Die Kurse sollen helfen, tabuisierte Bereiche des Sexuallebens zu entmystifizieren. Dazu gehört unter anderem der „Mythos Masturbation“, der bei den Jugendlichen oft Scham- und Schuldgefühle erzeugt. Antonieta Riviera fügt hinzu, den Jugendlichen solle vermittelt werden, dass die Masturbation eine gute Art ist, sich selbst und den eigenen Körper kennen zu lernen, bevor sie ihr Leben mit anderen Menschen teilen.

Laut der Sozialarbeiterin ist es für die Mitarbeiter*innen schwierig, mit den jungen Leuten über Sexualität zu sprechen, da das Thema in den Familien tabu ist und kein offener Umgang damit gegeben ist. Aus diesem Grund wenden sich die Heranwachsenden oftmals an Bekannte oder forschen im Internet, um Informationen darüber zu bekommen, was sie mit wem und wie tun können, um ihre Sexualität auszuleben.

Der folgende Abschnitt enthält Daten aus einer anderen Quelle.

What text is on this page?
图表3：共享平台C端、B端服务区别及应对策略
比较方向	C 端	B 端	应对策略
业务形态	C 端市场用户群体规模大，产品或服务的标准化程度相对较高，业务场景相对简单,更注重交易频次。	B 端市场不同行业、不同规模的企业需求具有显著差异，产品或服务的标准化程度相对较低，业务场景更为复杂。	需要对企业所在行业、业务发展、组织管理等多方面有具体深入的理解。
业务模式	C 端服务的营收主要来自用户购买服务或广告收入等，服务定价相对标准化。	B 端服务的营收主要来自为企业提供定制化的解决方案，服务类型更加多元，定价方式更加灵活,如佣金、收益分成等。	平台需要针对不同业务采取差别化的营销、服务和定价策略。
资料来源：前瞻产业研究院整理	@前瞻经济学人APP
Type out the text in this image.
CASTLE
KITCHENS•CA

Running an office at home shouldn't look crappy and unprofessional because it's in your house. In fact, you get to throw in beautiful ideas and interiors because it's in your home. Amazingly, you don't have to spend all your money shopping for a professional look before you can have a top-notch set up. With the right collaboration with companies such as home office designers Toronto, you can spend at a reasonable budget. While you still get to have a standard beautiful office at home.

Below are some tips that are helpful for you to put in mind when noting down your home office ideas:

Allerdings ist nicht alles, was sie finden oder herausfinden auch richtig und vertrauenswürdig, stellt Riviera klar. Daher versuchen die Mitarbeiter*innen in den Kursen ein kritisches Denken und die Selbsterfahrung zu fördern. Die Sozialarbeiterin weist darauf hin, dass die Jugendlichen in der Regel keine Paarbeziehungen führen, in denen „Vertrauen, Respekt und die gegenseitige Achtung der persönlichen Rechte“ eine Rolle spielen. Trotz der Informationen, die sie von Bekannten oder aus dem Internet bekommen, wissen die meisten wenig oder nichts über sicheren Sex oder den Gebrauch von Verhütungsmitteln.